Muktamar ke-35 Nahdlatul Ulama (NU) di Pondok Pesantren Bahrul Ulum Tambakberas, Jombang, Jawa Timur, 27-31 Agustus 2026, digiring oleh semangat toleransi antarumat beragama. Gereja Kristen Jawi Wetan (GKJW) Jombang, bersama gereja lain dan Klenteng Gudo, membuka rumah singgah gratis bagi para muktamirin dari berbagai daerah di Indonesia. Inisiatif ini dikelola oleh Jaringan NU Kultural (JANUR) Jombang dan telah menampung 47 muktamirin dari Jawa Timur, Jawa Barat, Kalimantan Barat, NTB, dan Kalimantan Tengah, dengan latar belakang Banser, Muslimat, jurnalis, aktivis, hingga akademisi.

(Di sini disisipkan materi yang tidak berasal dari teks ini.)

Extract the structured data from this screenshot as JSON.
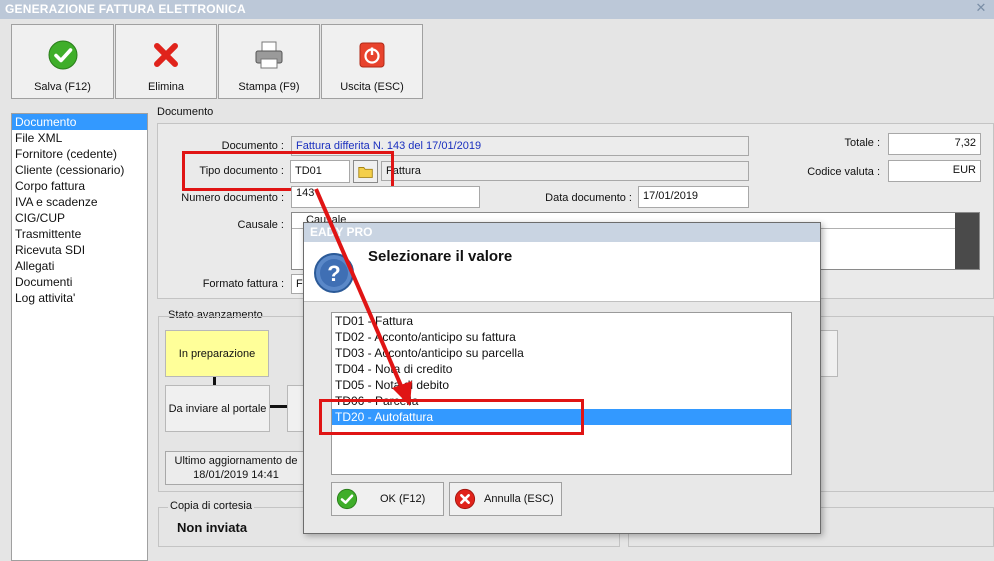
{
  "window": {
    "title": "GENERAZIONE FATTURA ELETTRONICA"
  },
  "toolbar": [
    {
      "label": "Salva (F12)",
      "icon": "check-icon"
    },
    {
      "label": "Elimina",
      "icon": "delete-x-icon"
    },
    {
      "label": "Stampa (F9)",
      "icon": "printer-icon"
    },
    {
      "label": "Uscita (ESC)",
      "icon": "exit-power-icon"
    }
  ],
  "sidebar": {
    "items": [
      {
        "label": "Documento",
        "selected": true
      },
      {
        "label": "File XML"
      },
      {
        "label": "Fornitore (cedente)"
      },
      {
        "label": "Cliente (cessionario)"
      },
      {
        "label": "Corpo fattura"
      },
      {
        "label": "IVA e scadenze"
      },
      {
        "label": "CIG/CUP"
      },
      {
        "label": "Trasmittente"
      },
      {
        "label": "Ricevuta SDI"
      },
      {
        "label": "Allegati"
      },
      {
        "label": "Documenti"
      },
      {
        "label": "Log attivita'"
      }
    ]
  },
  "documento": {
    "group_title": "Documento",
    "documento_label": "Documento :",
    "documento_value": "Fattura differita N. 143 del 17/01/2019",
    "tipo_label": "Tipo documento :",
    "tipo_value": "TD01",
    "tipo_desc": "Fattura",
    "numero_label": "Numero documento :",
    "numero_value": "143",
    "data_label": "Data documento :",
    "data_value": "17/01/2019",
    "causale_label": "Causale :",
    "causale_header": "Causale",
    "formato_label": "Formato fattura :",
    "formato_value": "F",
    "totale_label": "Totale :",
    "totale_value": "7,32",
    "valuta_label": "Codice valuta :",
    "valuta_value": "EUR"
  },
  "stato": {
    "group_title": "Stato avanzamento",
    "step1": "In preparazione",
    "step2": "Da inviare al portale",
    "last_update_line1": "Ultimo aggiornamento de",
    "last_update_line2": "18/01/2019 14:41"
  },
  "cortesia": {
    "group_title": "Copia di cortesia",
    "value": "Non inviata"
  },
  "modal": {
    "title": "EADY PRO",
    "heading": "Selezionare il valore",
    "options": [
      "TD01 - Fattura",
      "TD02 - Acconto/anticipo su fattura",
      "TD03 - Acconto/anticipo su parcella",
      "TD04 - Nota di credito",
      "TD05 - Nota di debito",
      "TD06 - Parcella",
      "TD20 - Autofattura"
    ],
    "selected_index": 6,
    "ok_label": "OK (F12)",
    "cancel_label": "Annulla (ESC)"
  },
  "colors": {
    "selection": "#3399ff",
    "highlight_frame": "#e01414",
    "step_active": "#ffff99"
  }
}
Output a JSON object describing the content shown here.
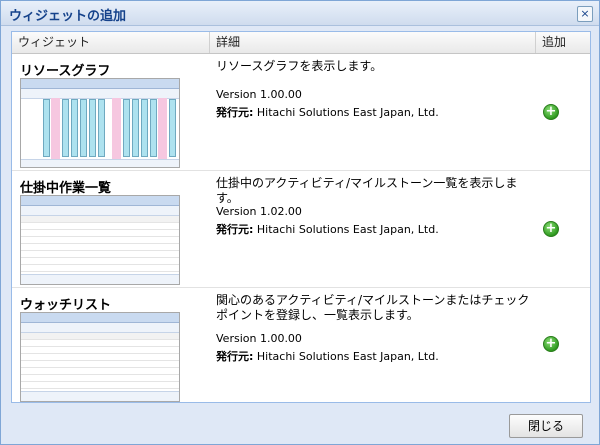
{
  "dialog": {
    "title": "ウィジェットの追加",
    "close_icon": "close-icon",
    "close_glyph": "×",
    "close_button_label": "閉じる"
  },
  "table": {
    "columns": [
      "ウィジェット",
      "詳細",
      "追加"
    ]
  },
  "widgets": [
    {
      "name": "リソースグラフ",
      "description": "リソースグラフを表示します。",
      "version": "Version 1.00.00",
      "publisher_label": "発行元:",
      "publisher": "Hitachi Solutions East Japan, Ltd.",
      "add_icon": "add-icon",
      "add_glyph": "+"
    },
    {
      "name": "仕掛中作業一覧",
      "description": "仕掛中のアクティビティ/マイルストーン一覧を表示します。",
      "version": "Version 1.02.00",
      "publisher_label": "発行元:",
      "publisher": "Hitachi Solutions East Japan, Ltd.",
      "add_icon": "add-icon",
      "add_glyph": "+"
    },
    {
      "name": "ウォッチリスト",
      "description": "関心のあるアクティビティ/マイルストーンまたはチェックポイントを登録し、一覧表示します。",
      "version": "Version 1.00.00",
      "publisher_label": "発行元:",
      "publisher": "Hitachi Solutions East Japan, Ltd.",
      "add_icon": "add-icon",
      "add_glyph": "+"
    }
  ],
  "colors": {
    "title_text": "#15428b",
    "frame_border": "#7fa6d6",
    "add_green": "#2f9a1f"
  }
}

GKJW Jombang menyediakan fasilitas penginapan ber-AC, kasur busa, bantal, kamar mandi, dan tempat ibadah salat. Perwakilan GKJW, Achmad Soleh (Kung Soleh), menyatakan keterbukaan ini bukan pertama kalinya, sebelumnya juga dilakukan pada Muktamar NU 2015. Hubungan erat GKJW dengan NU telah terjalin sejak sebelum kemerdekaan, terutama dengan warga Desa Bongsorejo di sekitar Pondok Pesantren Tebuireng. Respons dari internal jemaat dan pimpinan sinode GKJW, termasuk Ketua Majelis Agung, sangat positif.

Jombang dikenal sebagai kota toleransi dengan predikat kota toleransi se-Asia Tenggara. Peserta muktamar seperti Arhanuddin Salim dari Manado menyampaikan apresiasi atas sambutan hangat dan fasilitas yang disediakan. Harapan disampaikan agar hasil Muktamar ke-35 dapat menumbuhkan kedamaiian dan mempererat kerukunan antarumat beragama.